Ashley Low/For the Summit Daily News

Snowpack levels on the Western Slope continue to climb above normal for this time of the year thanks to recent winter storms.

Climatologists expressed concern at lower snowpack levels earlier in the winter. Snowfall on the Western Slope feeds into the Colorado River, upon which tens of millions of people depend.
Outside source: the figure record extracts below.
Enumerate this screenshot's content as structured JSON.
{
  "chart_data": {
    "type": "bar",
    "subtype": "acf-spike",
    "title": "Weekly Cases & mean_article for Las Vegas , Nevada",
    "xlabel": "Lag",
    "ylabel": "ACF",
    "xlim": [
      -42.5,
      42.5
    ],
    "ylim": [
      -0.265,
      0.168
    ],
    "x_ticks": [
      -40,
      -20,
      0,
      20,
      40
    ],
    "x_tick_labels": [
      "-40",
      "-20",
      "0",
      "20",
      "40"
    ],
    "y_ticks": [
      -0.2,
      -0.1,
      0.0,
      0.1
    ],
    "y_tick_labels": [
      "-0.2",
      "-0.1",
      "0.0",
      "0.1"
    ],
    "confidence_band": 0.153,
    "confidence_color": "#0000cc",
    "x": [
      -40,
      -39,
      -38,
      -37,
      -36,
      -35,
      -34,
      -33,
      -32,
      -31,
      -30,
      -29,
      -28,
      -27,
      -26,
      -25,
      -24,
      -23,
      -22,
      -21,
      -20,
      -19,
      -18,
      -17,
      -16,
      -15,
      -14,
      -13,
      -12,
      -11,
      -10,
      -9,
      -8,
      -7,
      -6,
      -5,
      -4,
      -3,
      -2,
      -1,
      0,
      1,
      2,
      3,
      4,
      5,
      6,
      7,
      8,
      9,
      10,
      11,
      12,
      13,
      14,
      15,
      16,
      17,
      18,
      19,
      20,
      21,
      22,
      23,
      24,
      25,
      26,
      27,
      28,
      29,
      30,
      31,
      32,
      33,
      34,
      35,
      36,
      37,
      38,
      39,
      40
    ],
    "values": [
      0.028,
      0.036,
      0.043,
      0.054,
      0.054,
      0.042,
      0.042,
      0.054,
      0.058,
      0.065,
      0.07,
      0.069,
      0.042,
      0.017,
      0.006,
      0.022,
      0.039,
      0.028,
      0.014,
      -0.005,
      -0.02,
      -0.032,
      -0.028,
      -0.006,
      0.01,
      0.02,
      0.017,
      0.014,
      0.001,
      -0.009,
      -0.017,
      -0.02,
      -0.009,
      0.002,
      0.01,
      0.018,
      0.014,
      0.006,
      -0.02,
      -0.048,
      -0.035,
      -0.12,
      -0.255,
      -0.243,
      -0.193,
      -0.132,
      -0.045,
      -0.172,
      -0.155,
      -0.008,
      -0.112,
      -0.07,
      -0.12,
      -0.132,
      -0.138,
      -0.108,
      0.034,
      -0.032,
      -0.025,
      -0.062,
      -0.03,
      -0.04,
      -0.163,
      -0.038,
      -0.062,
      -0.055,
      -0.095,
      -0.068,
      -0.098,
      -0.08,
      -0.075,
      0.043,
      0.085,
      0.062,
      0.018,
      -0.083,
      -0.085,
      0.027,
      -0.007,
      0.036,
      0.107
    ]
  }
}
And abnormally dry conditions to the east exacerbate wildfire risk, seen most recently in the devastating Marshall Fire in Boulder County.

Over the past few weeks, snowpack levels trended toward above-average levels.



Data collected by the U.S. Department of Agriculture’s Natural Resources Conservation Service shows that as of Sunday, Jan. 9, the upper Colorado River basin, which includes Summit County, was at 124% of normal snow-water equivalent, a measurement of the amount of water held in the snowpack.

The Yampa and White rivers basin, where Steamboat Springs is located, was at 133% of normal; The San Miguel, Dolores, Animas and San Juan rivers basin in southwest Colorado, where Durango is located, is at 138% of normal; the upper Rio Grand River basin, where Alamosa is located, is at 149% of normal; and leading the state is the Gunnison River basin at 160% of normal.



This Natural Resources Conservation Service map shows significant improvement in Colorado’s snowpack, especially along the Western Slope.
Natural Resources Conservation Service/Courtesy map

The recent snowfall means drought conditions are no longer as severe as they were in late December, according to the latest data from the National Drought Mitigation Center.

With the improving snowpack, some Western Slope areas in Garfield, Gunnison, Mesa and Pitkin counties are now considered to be “abnormally dry,” an improvement over the moderate and severe drought conditions previously noted by the National Drought Mitigation Center.

Summit County is now in moderate drought, an improvement from weeks earlier.

Above-average snowfall must continue not only this month but also in February and into the spring for the state to recharge dry soils and refill parched streams that feed into record-low reservoirs, experts have said.

The U.S. Drought Monitor map shows improved drought conditions across much of the Western Slope, including Summit County.
U.S. Drought Monitor/Courtesy map

Summit County is in for a warm and sunny week, with highs reaching into the upper 40s by Thursday, when a high of 48 is forecast by the National Weather Service.

Snow is back in the picture Thursday night and Friday, but it’s still too early to know how much could fall, if any.

“The last few model runs … showed very little to no snow,” OpenSnow meteorologist Sam Collentine wrote in his daily Interstate 70 blog.

There will be another chance of snow Jan. 19 “followed by encouraging signs for more storminess after Jan. 20,” Collentine wrote.